Ketika aku mengalihkan wajah dari Kuon yang mengerang sedih, aku menghela napas lagi dan menatap buku yang aku ambil secara acak dari rak.
Aku tidak sepenuhnya tidak mengerti apa yang ingin disampaikan Kuon.
Meskipun aku berusaha tampil cool, setidaknya—karena kami berhubungan sebagai pacar, ada keinginan untuk melakukan sesuatu yang lebih. ...Tapi perlu diingat, 'sesuatu' yang kumaksud tidak sesuai dengan standar pikiran cabul Kuon.
Maksudku, itu hanya tentang pergi ke suatu tempat bersama atau hal-hal semacam itu.
Tapi, saat ini, aku merasa ini sudah cukup. Menghabiskan waktu bersama gadis yang cerdas seperti dia sudah sangat menyenangkan.
Aku tidak akan pernah mengatakannya, karena itu hanya akan membuatnya semakin terbebani, tapi setiap hari berbicara dengan dia sudah lebih dari cukup untuk membuatku bahagia.
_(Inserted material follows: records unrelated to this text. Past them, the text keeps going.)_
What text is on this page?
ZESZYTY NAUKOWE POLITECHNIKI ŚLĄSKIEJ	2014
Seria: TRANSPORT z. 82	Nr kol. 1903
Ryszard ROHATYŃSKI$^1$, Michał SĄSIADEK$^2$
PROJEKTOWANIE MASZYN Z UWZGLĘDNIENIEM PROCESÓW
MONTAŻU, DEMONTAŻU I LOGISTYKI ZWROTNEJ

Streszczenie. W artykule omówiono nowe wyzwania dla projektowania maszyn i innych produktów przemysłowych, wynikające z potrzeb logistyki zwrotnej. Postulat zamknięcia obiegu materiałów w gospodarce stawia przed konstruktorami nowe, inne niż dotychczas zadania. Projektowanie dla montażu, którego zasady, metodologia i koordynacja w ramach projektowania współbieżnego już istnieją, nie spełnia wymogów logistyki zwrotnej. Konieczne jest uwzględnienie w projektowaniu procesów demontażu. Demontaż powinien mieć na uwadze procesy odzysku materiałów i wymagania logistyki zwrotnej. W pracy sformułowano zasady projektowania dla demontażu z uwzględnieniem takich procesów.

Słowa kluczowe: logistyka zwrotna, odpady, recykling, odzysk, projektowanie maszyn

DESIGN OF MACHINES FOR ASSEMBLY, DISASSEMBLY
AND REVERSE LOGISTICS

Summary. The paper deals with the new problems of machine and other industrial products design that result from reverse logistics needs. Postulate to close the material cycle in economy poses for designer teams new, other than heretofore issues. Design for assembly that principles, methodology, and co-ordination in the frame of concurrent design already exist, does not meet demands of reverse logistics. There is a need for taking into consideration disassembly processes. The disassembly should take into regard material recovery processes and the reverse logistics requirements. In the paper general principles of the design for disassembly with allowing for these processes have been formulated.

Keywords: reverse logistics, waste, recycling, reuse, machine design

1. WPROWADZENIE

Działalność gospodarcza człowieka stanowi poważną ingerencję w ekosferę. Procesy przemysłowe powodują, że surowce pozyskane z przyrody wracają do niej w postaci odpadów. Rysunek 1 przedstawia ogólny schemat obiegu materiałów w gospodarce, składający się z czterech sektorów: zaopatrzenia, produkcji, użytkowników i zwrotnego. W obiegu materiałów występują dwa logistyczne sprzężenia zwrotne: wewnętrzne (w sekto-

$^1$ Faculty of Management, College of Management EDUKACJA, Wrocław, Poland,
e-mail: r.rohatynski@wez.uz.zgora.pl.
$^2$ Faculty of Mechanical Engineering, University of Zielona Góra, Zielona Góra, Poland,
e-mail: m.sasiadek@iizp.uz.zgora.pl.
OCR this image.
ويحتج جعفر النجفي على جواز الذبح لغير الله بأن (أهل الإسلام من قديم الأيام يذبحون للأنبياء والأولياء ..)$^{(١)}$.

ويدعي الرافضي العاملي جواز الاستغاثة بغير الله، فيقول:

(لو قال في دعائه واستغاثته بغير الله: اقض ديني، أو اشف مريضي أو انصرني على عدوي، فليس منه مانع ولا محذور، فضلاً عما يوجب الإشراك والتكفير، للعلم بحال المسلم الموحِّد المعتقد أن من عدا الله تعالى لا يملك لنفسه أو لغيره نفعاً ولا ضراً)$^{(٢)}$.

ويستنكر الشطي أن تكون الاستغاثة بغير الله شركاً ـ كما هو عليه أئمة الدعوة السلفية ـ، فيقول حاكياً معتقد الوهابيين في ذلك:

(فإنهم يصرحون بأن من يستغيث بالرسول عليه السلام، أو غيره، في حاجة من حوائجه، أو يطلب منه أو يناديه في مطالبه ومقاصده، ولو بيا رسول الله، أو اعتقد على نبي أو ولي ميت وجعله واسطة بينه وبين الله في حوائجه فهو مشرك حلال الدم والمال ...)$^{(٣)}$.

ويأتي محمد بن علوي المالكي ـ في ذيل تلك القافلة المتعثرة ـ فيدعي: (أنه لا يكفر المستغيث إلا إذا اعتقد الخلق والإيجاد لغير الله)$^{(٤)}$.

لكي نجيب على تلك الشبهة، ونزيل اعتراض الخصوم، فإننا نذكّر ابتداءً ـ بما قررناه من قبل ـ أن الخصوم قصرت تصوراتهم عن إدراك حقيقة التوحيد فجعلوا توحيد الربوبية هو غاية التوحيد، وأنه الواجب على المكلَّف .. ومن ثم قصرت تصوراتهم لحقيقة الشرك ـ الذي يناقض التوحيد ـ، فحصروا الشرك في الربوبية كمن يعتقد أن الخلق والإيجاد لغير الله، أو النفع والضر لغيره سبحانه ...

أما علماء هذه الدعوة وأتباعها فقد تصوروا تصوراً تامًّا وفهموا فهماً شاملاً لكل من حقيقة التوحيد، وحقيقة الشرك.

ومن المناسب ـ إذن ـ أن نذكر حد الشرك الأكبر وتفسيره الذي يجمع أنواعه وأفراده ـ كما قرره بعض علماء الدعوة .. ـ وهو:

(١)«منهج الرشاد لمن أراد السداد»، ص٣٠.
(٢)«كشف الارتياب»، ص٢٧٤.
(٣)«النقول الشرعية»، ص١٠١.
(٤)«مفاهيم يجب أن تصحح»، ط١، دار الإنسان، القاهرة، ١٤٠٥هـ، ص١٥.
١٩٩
Urusan orang lain adalah urusan orang lain, dan kami adalah kami. Mengingat usianya, hubungan kami berjalan dengan kecepatan yang pas, dan aku tidak ingin merusak hubungan ini.
Oleh karena itu.
Oleh karena itu—aku tidak akan pernah mengatakan 'Aku mencintaimu' untuk saat ini. Mungkin ini pengecut, tapi itu tidak masalah. Aku sangat ingin menjaga keadaan nyaman ini, yang lebih berharga bagiku.
★ ★ ★
Fudo Gentetsu, 17 tahun.
Tinggi badannya 183 cm, berat 72 kg. Hobi membaca, tidak terikat pada genre tertentu, tapi dia tampaknya lebih suka novel sejarah.
Cara bicaranya yang seperti seorang prajurit mungkin juga dipengaruhi oleh hal ini.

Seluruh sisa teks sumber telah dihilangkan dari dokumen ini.